Describe how we know solute isn’t interacting with the stationary phase, talk about Tm,

Question 20

What is the void volume and the dead time?

Answer 20

The void volume is the volume of free space around the stationary phase
the Dead time is the amount of time a solute does not interact with the stationary phase
Dead time is dependent on factors such as the geometry of the column, packing of the resin in the column the flow rate, but doesn’t depend on the nature of the solute.

Question 21

Why doesn’t the capacity factor depend on the geometry of the column or the flow rate?

Answer 21

The capacity factod doesn’t depend on the geometry of the column or the flow rate because it is largely a property of the solute and the stationary phase and the quality of packing.

More packing means more interaction between analyte and resin, more resin per cm if packed tighter.

Question 22

What is the selectivity factor?

Answer 22

Selectivity factor is a mixture of two solutes that one tries to separate. For any column geometry and flow rate, the likelihood of separating two species is determined by the ration of their capacity factors.

selectivity factor is alpha: alpha devided by capacity factor Tra/ capacity factor Trb

good separation is expected when the value of the selectivity factor differs significantly from unity.

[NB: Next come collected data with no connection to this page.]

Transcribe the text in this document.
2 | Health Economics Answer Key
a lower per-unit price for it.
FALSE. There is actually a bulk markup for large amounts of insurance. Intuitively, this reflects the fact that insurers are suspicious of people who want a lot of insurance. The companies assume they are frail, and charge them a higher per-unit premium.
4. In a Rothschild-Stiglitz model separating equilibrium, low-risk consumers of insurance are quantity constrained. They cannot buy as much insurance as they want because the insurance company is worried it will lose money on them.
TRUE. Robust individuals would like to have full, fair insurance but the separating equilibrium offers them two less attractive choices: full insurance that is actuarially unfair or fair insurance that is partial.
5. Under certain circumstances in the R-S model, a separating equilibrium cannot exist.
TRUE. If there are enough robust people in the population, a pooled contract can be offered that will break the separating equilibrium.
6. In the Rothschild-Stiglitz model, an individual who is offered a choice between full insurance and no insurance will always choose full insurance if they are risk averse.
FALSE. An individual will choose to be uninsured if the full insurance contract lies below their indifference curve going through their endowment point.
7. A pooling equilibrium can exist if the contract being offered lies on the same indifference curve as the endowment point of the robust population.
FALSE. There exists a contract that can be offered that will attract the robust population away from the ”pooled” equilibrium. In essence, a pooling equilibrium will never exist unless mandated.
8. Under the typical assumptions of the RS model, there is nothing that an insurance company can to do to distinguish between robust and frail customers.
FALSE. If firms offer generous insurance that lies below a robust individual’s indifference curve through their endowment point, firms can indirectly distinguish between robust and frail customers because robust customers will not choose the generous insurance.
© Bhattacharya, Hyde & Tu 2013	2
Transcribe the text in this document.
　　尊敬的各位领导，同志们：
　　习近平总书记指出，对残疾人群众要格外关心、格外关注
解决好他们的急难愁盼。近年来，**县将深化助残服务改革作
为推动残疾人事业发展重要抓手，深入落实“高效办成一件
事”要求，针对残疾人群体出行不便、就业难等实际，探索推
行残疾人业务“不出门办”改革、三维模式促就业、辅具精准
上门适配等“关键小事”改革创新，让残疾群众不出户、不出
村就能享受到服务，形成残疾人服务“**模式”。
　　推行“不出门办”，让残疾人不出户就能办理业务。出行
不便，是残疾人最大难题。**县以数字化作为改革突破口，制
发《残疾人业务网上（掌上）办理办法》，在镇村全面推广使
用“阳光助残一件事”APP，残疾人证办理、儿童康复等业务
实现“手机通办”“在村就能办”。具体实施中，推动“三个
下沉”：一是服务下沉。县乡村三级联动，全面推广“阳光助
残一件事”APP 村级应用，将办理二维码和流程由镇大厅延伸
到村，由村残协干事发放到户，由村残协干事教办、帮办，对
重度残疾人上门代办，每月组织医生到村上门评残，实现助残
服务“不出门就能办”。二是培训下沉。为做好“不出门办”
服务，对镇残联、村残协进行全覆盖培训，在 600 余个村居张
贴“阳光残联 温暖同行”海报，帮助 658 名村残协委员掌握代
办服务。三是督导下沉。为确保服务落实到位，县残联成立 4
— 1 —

(look up what values of selectivity factors result in good resolution.

Question 23

What can be done to increase separation in the column?

Answer 23

parameters that influence separation of molecules in column chromatography include: buffer flow rate, temperature, and dimensions of the column

Question 24

How do you measure peak with in column chromatography?

Answer 24

Peak width in column chromatography is measured at the base of the peakm the base us defubed by base intersection of two peak tangent lines with the baseline. Tangent lines are often taken from the half height of the peak.

Question 25

What is resolution defined as in column chromatography?

Answer 25

resolution is defined as the ration of peak different to the average peak width

Rab = (delta Tr)/(w avg) = (Trb-Tra)/(Wa + WB / 2)

peaks are considered well resolved at the base when Rab >1.5

resolution is improved by increasing the peak separation while controlling the peak width.